É o caso da professora Analu Egydio, que relata diversas situações de demissão em massa que presenciou em seu ambiente de trabalho, onde a mudança de gestão acarretava mudanças nas estratégias, levando à demissão de muitas pessoas. “Ao tocar o telefone próximo ao meio-dia do dia 8 de dezembro, havia uma sensação de ansiedade sobre a possibilidade de ser do RH anunciando a demissão. E é claro que havia um certo pesar pela saída de amigos e colegas de trabalho, mas era inegável a sensação de alívio por não estar na lista.”
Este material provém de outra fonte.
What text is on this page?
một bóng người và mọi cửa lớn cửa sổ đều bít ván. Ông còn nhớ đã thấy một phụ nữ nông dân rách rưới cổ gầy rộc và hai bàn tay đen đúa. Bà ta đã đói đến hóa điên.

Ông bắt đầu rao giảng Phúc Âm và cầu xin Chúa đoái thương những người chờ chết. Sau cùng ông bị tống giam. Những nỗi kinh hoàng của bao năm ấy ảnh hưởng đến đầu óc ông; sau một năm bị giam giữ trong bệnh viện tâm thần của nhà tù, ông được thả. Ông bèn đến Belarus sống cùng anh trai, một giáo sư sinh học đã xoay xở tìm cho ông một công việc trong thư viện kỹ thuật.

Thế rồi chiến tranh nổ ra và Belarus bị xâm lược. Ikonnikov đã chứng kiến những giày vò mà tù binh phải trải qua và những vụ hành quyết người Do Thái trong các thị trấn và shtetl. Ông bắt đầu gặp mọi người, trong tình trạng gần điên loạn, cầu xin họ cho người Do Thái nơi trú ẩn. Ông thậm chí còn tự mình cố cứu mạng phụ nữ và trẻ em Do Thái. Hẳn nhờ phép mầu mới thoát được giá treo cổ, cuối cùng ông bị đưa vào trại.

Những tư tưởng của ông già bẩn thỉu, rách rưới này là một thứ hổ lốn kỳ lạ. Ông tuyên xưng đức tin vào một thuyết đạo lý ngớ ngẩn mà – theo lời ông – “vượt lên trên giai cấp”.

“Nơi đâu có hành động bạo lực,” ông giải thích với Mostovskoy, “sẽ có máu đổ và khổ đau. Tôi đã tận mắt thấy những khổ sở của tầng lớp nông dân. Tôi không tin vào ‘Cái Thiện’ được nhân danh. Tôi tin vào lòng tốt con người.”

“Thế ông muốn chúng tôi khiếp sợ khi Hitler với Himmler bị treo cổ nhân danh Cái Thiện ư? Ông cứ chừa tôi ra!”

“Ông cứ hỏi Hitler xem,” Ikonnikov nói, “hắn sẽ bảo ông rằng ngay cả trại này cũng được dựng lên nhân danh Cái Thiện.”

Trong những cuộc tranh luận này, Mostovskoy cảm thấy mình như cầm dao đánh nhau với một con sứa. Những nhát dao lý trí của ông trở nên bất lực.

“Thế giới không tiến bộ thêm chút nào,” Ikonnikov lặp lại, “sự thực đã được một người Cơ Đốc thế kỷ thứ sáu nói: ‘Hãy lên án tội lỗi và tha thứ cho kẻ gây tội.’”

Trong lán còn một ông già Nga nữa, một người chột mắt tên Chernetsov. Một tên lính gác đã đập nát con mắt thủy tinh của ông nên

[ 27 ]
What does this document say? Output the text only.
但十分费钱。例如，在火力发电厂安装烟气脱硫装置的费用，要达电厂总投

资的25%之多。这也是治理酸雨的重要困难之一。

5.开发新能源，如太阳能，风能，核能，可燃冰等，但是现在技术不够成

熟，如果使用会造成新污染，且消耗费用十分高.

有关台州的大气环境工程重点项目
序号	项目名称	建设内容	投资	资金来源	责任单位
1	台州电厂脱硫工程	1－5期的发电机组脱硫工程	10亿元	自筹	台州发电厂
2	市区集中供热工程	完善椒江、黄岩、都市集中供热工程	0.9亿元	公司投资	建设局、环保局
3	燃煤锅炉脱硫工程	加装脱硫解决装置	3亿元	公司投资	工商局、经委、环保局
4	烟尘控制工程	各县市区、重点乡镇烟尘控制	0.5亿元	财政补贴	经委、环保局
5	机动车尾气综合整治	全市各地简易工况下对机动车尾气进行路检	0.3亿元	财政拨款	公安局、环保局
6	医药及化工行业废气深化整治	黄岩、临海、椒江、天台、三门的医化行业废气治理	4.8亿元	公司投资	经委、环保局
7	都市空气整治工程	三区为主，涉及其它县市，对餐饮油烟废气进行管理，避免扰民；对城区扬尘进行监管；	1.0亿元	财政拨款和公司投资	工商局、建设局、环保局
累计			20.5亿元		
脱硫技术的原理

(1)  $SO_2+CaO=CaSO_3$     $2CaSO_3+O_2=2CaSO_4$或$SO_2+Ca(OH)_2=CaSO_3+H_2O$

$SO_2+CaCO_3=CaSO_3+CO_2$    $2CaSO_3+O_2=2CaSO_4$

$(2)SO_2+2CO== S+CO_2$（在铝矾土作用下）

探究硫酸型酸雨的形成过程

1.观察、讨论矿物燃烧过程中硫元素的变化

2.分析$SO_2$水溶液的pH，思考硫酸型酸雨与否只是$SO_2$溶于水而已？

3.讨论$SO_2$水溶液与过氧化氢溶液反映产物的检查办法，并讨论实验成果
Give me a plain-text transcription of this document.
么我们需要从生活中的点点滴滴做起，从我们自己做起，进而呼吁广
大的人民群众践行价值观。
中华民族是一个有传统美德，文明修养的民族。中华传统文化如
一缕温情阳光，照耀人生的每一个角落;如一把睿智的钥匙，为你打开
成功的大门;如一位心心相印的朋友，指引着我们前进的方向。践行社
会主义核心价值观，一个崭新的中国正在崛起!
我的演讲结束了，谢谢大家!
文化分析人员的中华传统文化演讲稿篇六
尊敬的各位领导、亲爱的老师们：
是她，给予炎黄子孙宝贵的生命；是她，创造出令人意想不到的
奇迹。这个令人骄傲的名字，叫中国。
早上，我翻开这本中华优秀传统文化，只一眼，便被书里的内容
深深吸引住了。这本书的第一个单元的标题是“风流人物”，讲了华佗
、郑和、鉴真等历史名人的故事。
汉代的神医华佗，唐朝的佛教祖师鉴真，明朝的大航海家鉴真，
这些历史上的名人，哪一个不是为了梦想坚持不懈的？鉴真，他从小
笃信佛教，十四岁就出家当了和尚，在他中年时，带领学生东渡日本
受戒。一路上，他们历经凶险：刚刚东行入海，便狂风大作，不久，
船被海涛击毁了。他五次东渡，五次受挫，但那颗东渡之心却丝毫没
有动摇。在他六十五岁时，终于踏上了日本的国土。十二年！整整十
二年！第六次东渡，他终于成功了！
Vera Lucia Navarro – Faculdade de Filosofia, Ciências e Letras de Ribeirão Preto (FFCLRP) da USP – Foto: Arquivo Pessoal

A antropóloga Vera Lucia Navarro, da Faculdade de Filosofia, Ciências e Letras de Ribeirão Preto (FFCLRP) da USP, fundamenta o relato da Analu ao comentar que as demissões em massa ferem a integridade física e psíquica do trabalhador e podem ter efeitos duradouros. “O ambiente fica mais carregado e o clima de tensão também aumenta, uma vez que há uma ameaça de demissão a qualquer instante. A empresa pode mandar seus trabalhadores embora a depender de sua demanda por produtos ou serviço, é isso que tem acontecido. É este o cenário observado, que sem dúvida ameaça os trabalhadores tanto do ponto de vista de sua identidade enquanto classe quanto de sua integridade física e psíquica.”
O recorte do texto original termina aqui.